Digitability to help students with cognitive disabilities at 18 Philly schools

The program, in partnership with the Pennsylvania Department of Labor and Industry, will reach some 2,000 students.

Digitability's launch event, at Hill Freedman World Academy.

(Photo via @Digitability on Twitter)

Correction: The program will serve nearly 2,000 students, not 1,000, as was originally reported. (1/5/18, 9:48 a.m.)

Preparing kids with cognitive disabilities for an increasingly tech-driven reality is the aim of Digitability, the startup formerly known as Autism Expressed, creators of a workplace-readiness training program.

A new partnership with Pennsylvania Department of Labor and Industry’s Office of Vocational Rehabilitation (OVR) will let the company deploy its system at 18 Philly schools, reaching close to 2,000 students aged 14–21 across the Philadelphia School District. The deal also opens up the door for Digitability to reach 67 counties across the commonwealth.

“This partnership is a game changer for the city of Philadelphia,” said founder and CEO Michele McKeone. “We’re bringing together educators, city officials and employers to solve a real city problem for people who are traditionally pigeonholed into being unemployed and underemployed.”

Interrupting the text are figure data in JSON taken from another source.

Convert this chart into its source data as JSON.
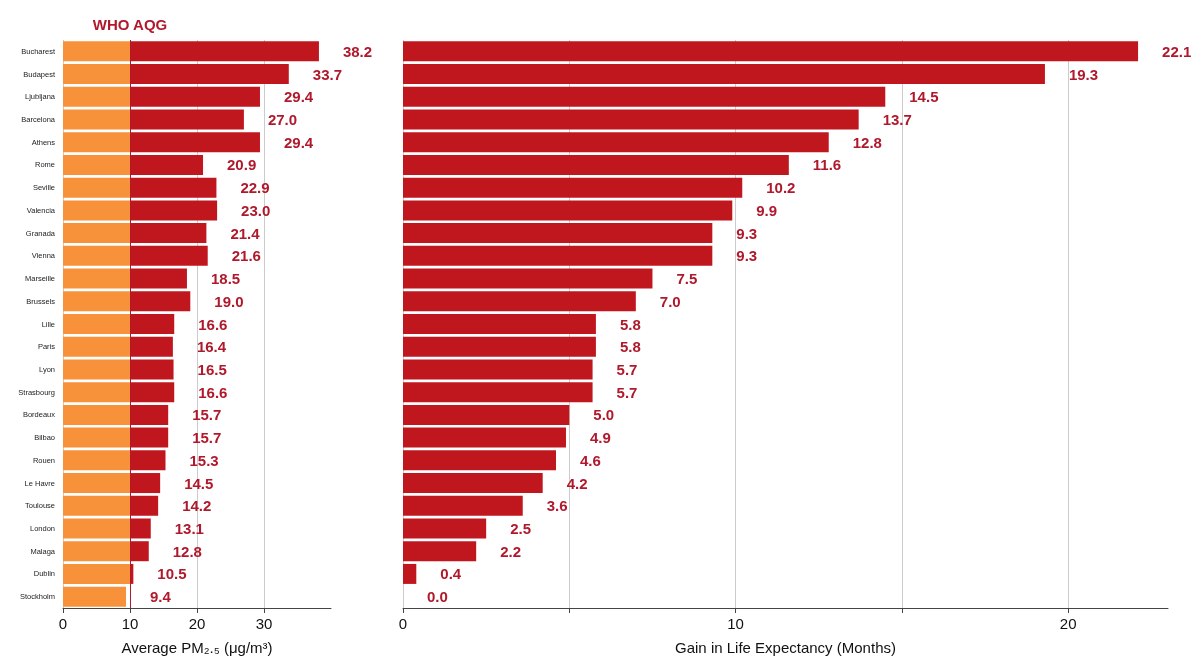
{
  "chart_data": [
    {
      "type": "bar",
      "orientation": "horizontal",
      "stacked": true,
      "xlabel": "Average PM₂.₅ (μg/m³)",
      "categories": [
        "Bucharest",
        "Budapest",
        "Ljubljana",
        "Barcelona",
        "Athens",
        "Rome",
        "Seville",
        "Valencia",
        "Granada",
        "Vienna",
        "Marseille",
        "Brussels",
        "Lille",
        "Paris",
        "Lyon",
        "Strasbourg",
        "Bordeaux",
        "Bilbao",
        "Rouen",
        "Le Havre",
        "Toulouse",
        "London",
        "Malaga",
        "Dublin",
        "Stockholm"
      ],
      "series": [
        {
          "color": "#f7923a",
          "values": [
            10,
            10,
            10,
            10,
            10,
            10,
            10,
            10,
            10,
            10,
            10,
            10,
            10,
            10,
            10,
            10,
            10,
            10,
            10,
            10,
            10,
            10,
            10,
            10,
            9.4
          ]
        },
        {
          "color": "#c0171f",
          "values": [
            28.2,
            23.7,
            19.4,
            17.0,
            19.4,
            10.9,
            12.9,
            13.0,
            11.4,
            11.6,
            8.5,
            9.0,
            6.6,
            6.4,
            6.5,
            6.6,
            5.7,
            5.7,
            5.3,
            4.5,
            4.2,
            3.1,
            2.8,
            0.5,
            null
          ]
        }
      ],
      "totals": [
        "38.2",
        "33.7",
        "29.4",
        "27.0",
        "29.4",
        "20.9",
        "22.9",
        "23.0",
        "21.4",
        "21.6",
        "18.5",
        "19.0",
        "16.6",
        "16.4",
        "16.5",
        "16.6",
        "15.7",
        "15.7",
        "15.3",
        "14.5",
        "14.2",
        "13.1",
        "12.8",
        "10.5",
        "9.4"
      ],
      "xlim": [
        0,
        40
      ],
      "xticks": [
        0,
        10,
        20,
        30
      ],
      "grid": "x",
      "ref_lines": [
        {
          "axis": "x",
          "value": 10,
          "label": "WHO AQG",
          "color": "#b0182b"
        }
      ]
    },
    {
      "type": "bar",
      "orientation": "horizontal",
      "xlabel": "Gain in Life Expectancy (Months)",
      "categories": [
        null,
        null,
        null,
        null,
        null,
        null,
        null,
        null,
        null,
        null,
        null,
        null,
        null,
        null,
        null,
        null,
        null,
        null,
        null,
        null,
        null,
        null,
        null,
        null,
        null
      ],
      "series": [
        {
          "color": "#c0171f",
          "values": [
            22.1,
            19.3,
            14.5,
            13.7,
            12.8,
            11.6,
            10.2,
            9.9,
            9.3,
            9.3,
            7.5,
            7.0,
            5.8,
            5.8,
            5.7,
            5.7,
            5.0,
            4.9,
            4.6,
            4.2,
            3.6,
            2.5,
            2.2,
            0.4,
            0.0
          ],
          "value_labels": [
            "22.1",
            "19.3",
            "14.5",
            "13.7",
            "12.8",
            "11.6",
            "10.2",
            "9.9",
            "9.3",
            "9.3",
            "7.5",
            "7.0",
            "5.8",
            "5.8",
            "5.7",
            "5.7",
            "5.0",
            "4.9",
            "4.6",
            "4.2",
            "3.6",
            "2.5",
            "2.2",
            "0.4",
            "0.0"
          ]
        }
      ],
      "xlim": [
        0,
        23
      ],
      "xticks": [
        0,
        {
          "value": 5,
          "label": null
        },
        10,
        {
          "value": 15,
          "label": null
        },
        20
      ],
      "grid": "x"
    }
  ]
}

The OVR partnership, launched Tuesday at Hill Freedman School World Academy with some 130 teachers, is funding the program for students throughout the course of the school year. The startup had already piloted an early version of its program in the Philly school district, where McKeone formerly worked as a consultant and facilitator of an autistic-support classroom.


“The way we’re different than other programs,” McKeone told, “is that we prepare them for a tech-driven and highly social workplace. It’s designed to make sure that students can generalize, that is, apply their skills in a variety of experiences and settings.”

The program does that through workplace simulations, where students work together to transform the classroom into an office setting and take on projects from beginning to end.

“Every student has a role to play,” McKeone said. “Everybody applies for a job. We provide a wide range of tools so that this can be done with a wide range of cognitive profiles.”

The company has five employees and a few part-timers and contractors working out of Northern Liberties.